In the hope that a medical doctor might help him regain his memory of the incident, Liam decides to consult with a neurologist. While in the waiting room, Liam is drawn to a local business tycoon, apparently in the early stages of Alzheimer's. The man is being assisted by a younger woman whose gentle devotion in helping the tycoon to remember things strikes a chord in Liam that encourages him to seek out her help.  After the appointment, Liam tracks the woman (Eunice) down under the pretense of looking for a job at the tycoon's company. Liam's relationship with Eunice forces him to delve more deeply into the meaning of life.

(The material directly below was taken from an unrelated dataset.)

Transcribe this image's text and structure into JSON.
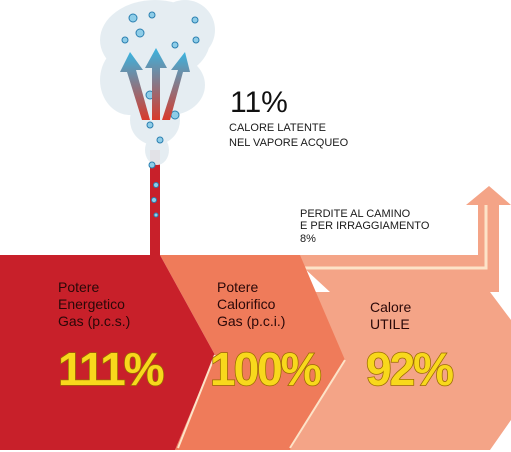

Toward the end of the book, there is a very touching scene between Liam and his grandson where they share a conversation about the Biblical story of Noah and the Ark that addresses the underlying themes of this gracefully written and profound novel:

"There was nowhere (for Noah) to go. He was just trying to stay afloat. He was just bobbing up and down, so he didn't need a compass, or a rudder, or a sextant..."
"What's a sextant?"
"I believe it's something that figures out directions by the stars. But Noah didn't need to figure out directions, because the whole world was underwater and so it made no difference."

Liam Pennywell emerges from this story as if he, himself, has voyaged though life like Noah. While his nagging sense of isolation and a lack of direction seem to embody the universality of man, it is Liam's journey that ultimately propels him to a place of greater awareness and peace.